Of course, doing it safely in C takes a few more lines of code :wink:

My understanding is that this is exactly how it works. You generate an app token and use it as a password.

Due to some bizarre design choices, the root path redirects to the admin console. If you want to test the login flow now, either try here or log in to the test instance of BigBlueButton frontend here.

3 Likes

Hi,
the Evolution(-data-server) doesn’t have anything auth-related for the
Nextcloud servers, no. It relies on the standard CalDAV/CardDAV/WebDAV
API, just like with any other DAV servers.

There is currently no option for the authentication method for the sole
books/calendars/tasks/memos, but it’s more of a problem with the GUI,
than with the code. Consider for example the Google accounts configured
directly in the Evolution - they do OAuth2 for all the related sources.

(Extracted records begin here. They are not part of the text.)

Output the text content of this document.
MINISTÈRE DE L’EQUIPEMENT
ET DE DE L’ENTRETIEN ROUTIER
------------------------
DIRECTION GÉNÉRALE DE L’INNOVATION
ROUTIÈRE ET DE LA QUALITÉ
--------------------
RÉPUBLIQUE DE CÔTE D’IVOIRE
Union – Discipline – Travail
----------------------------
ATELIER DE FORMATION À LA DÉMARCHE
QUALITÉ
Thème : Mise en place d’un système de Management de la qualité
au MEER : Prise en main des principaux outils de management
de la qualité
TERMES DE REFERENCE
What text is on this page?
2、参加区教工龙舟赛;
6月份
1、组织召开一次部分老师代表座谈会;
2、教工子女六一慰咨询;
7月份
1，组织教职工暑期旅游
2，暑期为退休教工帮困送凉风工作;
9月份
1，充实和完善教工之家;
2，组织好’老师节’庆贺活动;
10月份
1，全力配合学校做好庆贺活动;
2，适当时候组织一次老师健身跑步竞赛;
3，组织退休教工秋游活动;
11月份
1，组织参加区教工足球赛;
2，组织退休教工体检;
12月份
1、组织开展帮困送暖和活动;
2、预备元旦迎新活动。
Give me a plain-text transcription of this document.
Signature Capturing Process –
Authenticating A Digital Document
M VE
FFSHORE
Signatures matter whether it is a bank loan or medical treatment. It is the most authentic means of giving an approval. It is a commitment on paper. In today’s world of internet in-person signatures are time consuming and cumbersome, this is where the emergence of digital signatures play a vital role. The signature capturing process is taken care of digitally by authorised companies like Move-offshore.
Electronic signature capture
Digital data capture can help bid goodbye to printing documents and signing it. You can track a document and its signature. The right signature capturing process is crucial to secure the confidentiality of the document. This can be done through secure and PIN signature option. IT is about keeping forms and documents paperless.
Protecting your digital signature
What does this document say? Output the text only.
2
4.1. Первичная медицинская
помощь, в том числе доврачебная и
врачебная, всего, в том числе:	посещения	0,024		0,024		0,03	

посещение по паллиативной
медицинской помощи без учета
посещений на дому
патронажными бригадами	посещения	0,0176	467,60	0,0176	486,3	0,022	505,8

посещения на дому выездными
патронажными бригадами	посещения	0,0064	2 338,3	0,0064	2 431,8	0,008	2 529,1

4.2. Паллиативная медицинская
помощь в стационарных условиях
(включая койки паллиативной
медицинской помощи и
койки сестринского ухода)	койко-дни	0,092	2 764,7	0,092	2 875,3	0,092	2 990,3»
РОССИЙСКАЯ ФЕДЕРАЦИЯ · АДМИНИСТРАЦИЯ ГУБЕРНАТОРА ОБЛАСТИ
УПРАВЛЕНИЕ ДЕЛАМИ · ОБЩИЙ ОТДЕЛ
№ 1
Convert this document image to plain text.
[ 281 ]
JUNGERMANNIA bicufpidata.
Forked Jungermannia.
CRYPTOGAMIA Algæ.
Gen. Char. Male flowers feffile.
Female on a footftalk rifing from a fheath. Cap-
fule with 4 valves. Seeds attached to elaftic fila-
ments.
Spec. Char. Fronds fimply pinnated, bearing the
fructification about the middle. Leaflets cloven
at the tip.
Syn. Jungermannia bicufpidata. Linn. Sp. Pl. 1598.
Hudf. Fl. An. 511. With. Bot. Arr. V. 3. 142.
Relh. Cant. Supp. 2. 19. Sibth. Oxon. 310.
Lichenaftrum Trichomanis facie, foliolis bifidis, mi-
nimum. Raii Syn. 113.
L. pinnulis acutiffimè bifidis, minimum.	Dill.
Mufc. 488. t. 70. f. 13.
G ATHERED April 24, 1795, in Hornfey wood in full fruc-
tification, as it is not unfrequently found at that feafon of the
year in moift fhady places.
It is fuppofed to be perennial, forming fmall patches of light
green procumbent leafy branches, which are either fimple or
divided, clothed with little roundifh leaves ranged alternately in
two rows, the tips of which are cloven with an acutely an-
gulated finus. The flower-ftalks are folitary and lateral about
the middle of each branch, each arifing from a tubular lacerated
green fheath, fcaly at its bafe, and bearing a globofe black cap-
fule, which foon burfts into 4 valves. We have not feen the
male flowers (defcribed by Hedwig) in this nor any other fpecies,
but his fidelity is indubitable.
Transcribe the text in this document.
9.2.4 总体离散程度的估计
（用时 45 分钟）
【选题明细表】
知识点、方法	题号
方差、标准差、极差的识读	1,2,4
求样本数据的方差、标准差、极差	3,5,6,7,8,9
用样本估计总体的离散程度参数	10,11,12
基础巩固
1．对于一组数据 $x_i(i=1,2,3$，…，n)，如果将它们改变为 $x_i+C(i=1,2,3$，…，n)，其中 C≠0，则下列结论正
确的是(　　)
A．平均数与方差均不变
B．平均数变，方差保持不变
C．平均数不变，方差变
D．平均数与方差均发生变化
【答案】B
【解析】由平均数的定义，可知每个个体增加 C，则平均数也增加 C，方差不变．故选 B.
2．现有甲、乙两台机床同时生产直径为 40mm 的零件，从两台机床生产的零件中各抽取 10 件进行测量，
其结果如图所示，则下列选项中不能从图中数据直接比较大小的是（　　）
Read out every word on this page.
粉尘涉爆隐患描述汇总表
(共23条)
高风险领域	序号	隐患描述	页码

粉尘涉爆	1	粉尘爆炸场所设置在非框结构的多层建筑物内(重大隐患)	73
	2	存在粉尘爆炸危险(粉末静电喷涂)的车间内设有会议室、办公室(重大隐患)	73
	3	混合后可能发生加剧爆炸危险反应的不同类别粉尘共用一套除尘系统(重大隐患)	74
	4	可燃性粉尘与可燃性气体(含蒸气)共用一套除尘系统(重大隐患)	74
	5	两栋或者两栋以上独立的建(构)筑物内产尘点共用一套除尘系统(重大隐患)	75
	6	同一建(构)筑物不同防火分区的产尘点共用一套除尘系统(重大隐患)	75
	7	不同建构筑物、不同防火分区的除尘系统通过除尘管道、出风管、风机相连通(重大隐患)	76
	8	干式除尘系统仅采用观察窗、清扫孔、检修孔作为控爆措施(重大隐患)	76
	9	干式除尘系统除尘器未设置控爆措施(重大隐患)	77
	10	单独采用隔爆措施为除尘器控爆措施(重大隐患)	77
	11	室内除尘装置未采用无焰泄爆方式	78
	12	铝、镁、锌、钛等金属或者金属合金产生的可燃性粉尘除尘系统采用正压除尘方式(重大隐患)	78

The OAuth2 is specific with end points and client IDs and the like.
Does the GNOME SSO or the GNOME’s Nextcloud have any such thing? Or,
maybe, if I understood it correctly, is the Andy’s work with
https://cloud.gnome.org/index.php/login/v2
just this “something like OAuth2” end point, without a need for the
client ID and client secret and redirect URI and all that?

Bye,
Milan

Yes, exactly. Instead of a redirect URI, the initial response contains an endpoint/token to poll, which eventually returns a server/username/appPassword.

I’m not sure how GNOME’s authentication interfaces with our Nextcloud, but if there are any constraints on the “main” account password, the app passwords seem to bypass it.

hi, what does “gnome account holders” mean? is this for everyone with gitlab and damned lies accounts?

No, this is for people with LDAP accounts. You’re affected if you use Keycloak to sign into GitLab.